20 May 2024

Participation Methods to Reach Young Voices – How to Involve Children and Youth in Your Work

Section

The peer-learning journey “How to Involve Children and Youth in Your Work” is a series of online webinars organised by Philea’s Children and Youth Network throughout 2024 that aim to advance youth inclusion in the work of foundations by providing concrete pathways and tools to implement. Following each module, foundations that are willing to transform their way of working with young people can benefit from input from organisations with specific expertise on a given topic.

The second module explored “How to Use a Variety of Participation Methods to Reach Young Voices” with The National Lottery Community Fund, on 23 April. Read on to discover the key points and recommendations from presenters/those involved in the project.

Aims and content

This module aimed to explain to participants how to use a variety of participation methods in order to reach a diverse range of young people’s voices. The module went through a range of methods utilised at The National Lottery Community Fund to reach young people directly as young advisors to peer researchers or working in partnership with experts in the youth sector, among other methods. The methods have mainly involved working with young people between 16 and 25 years of age, but some are adaptable to a range of ages. The session highlighted the strengths and weaknesses of each area and how the evaluation has helped inform the next steps of their strategy working with children & young people.

Learning topics covered

  • Understanding a variety of methods for participation
  • Understanding the successes and challenges of each method
  • How to ensure the work is embedded
  • Tips for ensuring organisational buy-in

The model project

With over a third of its funding aimed towards children and young people, The National Lottery Community Fund has developed a “Youth Voice” strategy to embed youth participation across the organisation and ensure its grantmaking reaches the communities it aims to serve. The model adopted by the foundation is a stratified “pyramid of involvement” that maps out the means through which young people’s voices influence different aspects of the organisation and its work along the whole grantmaking cycle.

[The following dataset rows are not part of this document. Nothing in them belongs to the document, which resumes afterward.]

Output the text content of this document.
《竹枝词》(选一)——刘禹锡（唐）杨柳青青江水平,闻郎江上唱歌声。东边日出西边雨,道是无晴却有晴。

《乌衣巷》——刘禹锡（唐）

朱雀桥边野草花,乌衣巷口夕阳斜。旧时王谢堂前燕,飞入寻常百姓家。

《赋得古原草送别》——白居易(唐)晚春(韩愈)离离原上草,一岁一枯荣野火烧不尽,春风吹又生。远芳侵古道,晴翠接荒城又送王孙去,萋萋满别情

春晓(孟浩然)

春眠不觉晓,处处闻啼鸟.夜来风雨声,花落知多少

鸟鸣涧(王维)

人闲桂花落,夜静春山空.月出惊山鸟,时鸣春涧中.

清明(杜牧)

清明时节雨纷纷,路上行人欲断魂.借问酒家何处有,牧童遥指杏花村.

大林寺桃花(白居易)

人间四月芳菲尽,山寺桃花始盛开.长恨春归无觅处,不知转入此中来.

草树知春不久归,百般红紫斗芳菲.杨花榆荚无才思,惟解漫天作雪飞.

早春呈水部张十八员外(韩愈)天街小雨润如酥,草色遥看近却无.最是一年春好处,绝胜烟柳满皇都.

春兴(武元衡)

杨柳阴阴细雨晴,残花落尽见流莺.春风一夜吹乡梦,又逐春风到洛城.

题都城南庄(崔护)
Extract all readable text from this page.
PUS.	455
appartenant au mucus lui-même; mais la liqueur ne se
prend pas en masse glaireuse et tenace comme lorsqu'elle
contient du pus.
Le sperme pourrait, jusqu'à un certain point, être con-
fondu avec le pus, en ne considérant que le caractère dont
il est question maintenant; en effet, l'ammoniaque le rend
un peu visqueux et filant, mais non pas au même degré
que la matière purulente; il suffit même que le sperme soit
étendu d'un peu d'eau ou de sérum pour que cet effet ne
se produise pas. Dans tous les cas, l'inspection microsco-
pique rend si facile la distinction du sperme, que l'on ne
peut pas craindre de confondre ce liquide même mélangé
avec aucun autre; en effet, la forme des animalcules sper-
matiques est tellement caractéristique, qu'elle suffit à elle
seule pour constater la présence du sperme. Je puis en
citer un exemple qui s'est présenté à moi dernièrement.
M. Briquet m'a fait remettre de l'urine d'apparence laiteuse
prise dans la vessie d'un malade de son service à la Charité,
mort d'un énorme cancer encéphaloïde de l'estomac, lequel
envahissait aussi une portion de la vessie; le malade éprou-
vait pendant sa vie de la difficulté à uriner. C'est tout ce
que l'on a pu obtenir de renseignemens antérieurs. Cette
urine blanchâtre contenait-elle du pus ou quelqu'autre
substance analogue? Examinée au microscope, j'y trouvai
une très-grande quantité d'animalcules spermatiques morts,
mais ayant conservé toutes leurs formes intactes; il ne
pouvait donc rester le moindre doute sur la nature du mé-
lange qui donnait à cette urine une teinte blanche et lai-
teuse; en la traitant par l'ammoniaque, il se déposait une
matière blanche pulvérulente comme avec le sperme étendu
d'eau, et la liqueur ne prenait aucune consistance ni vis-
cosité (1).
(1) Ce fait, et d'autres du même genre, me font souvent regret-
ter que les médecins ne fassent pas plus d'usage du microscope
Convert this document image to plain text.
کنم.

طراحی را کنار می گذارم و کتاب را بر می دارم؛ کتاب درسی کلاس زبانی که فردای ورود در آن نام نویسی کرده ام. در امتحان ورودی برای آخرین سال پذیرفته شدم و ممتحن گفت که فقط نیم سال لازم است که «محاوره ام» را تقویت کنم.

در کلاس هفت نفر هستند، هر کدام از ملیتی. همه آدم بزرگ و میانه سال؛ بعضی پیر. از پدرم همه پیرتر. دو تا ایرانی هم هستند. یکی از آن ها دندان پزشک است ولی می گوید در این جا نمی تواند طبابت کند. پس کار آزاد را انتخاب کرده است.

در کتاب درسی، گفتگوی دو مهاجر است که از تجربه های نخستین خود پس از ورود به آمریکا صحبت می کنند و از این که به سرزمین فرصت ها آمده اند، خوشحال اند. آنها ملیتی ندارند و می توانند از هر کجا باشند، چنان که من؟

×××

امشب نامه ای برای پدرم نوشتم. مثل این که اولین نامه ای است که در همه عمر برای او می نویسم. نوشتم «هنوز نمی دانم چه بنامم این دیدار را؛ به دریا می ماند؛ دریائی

TitleUtilising the pyramid of participation within grantmaking
CountryUK
Year2020-present
Mode of participationConsultation / collaboration / leading
Age of young people involved16-25 (mainly)

Point in philanthropic cycle

Youth Voices involves young people at the following points in the philanthropic cycle:

  1. Defining issues and priorities to be targeted by programmes
  2. Investigating the views of children/youth on the issues (research)
  3. Designing programmes (activities, grants)
  4. Grants attribution
  5. Sharing the learnings and following up (dissemination, valorisation)
  6. Board: joining a governance structure (advisory group or board)
  7. Staff: Building capacity of foundation staff

Recommendations from The National Community Fund based on this experience:

The foundation recommends the following “5 ways to be” for interested organisations:

  1. Be transparent and set clear expectations
  2. Be accessible, provide a safe space
  3. Be interactive and fun
  4. Be together with young people in design and evaluation of projects
  5. Be diverse and inclusive


Excerpt from Module 2 Q&A

How can we work together in the network to collect good practices on the impact assessment of working together with young people?

The Lundy model is a great example as it’s very adaptable. And one of the resources the National Lottery Fund will look at as we develop our next strategy are those tools that they’ve developed around it, looking at the impact for the young person, the impact for the organisation, and then the impact for the grant recipients. But this latter aspect is less developed than the others, so as a network we could look further into how to measure the influence of this kind of participatory work, and specifically the difference made by involving young people on the actual grantmaking practice, because this aspect is trickier.

We can have, for example, numbers showing how many more applications we get in that mention Youth Voice. But there’s something much deeper in the work that the young group did where they were really shifting the grantmaking practices and mindsets and influencing grantmaking officers’ decisions. If we could work on these aspects together and share existing best practices, I think that would be great as collective lovers of this work who are doing these kinds of assessments in our journeys.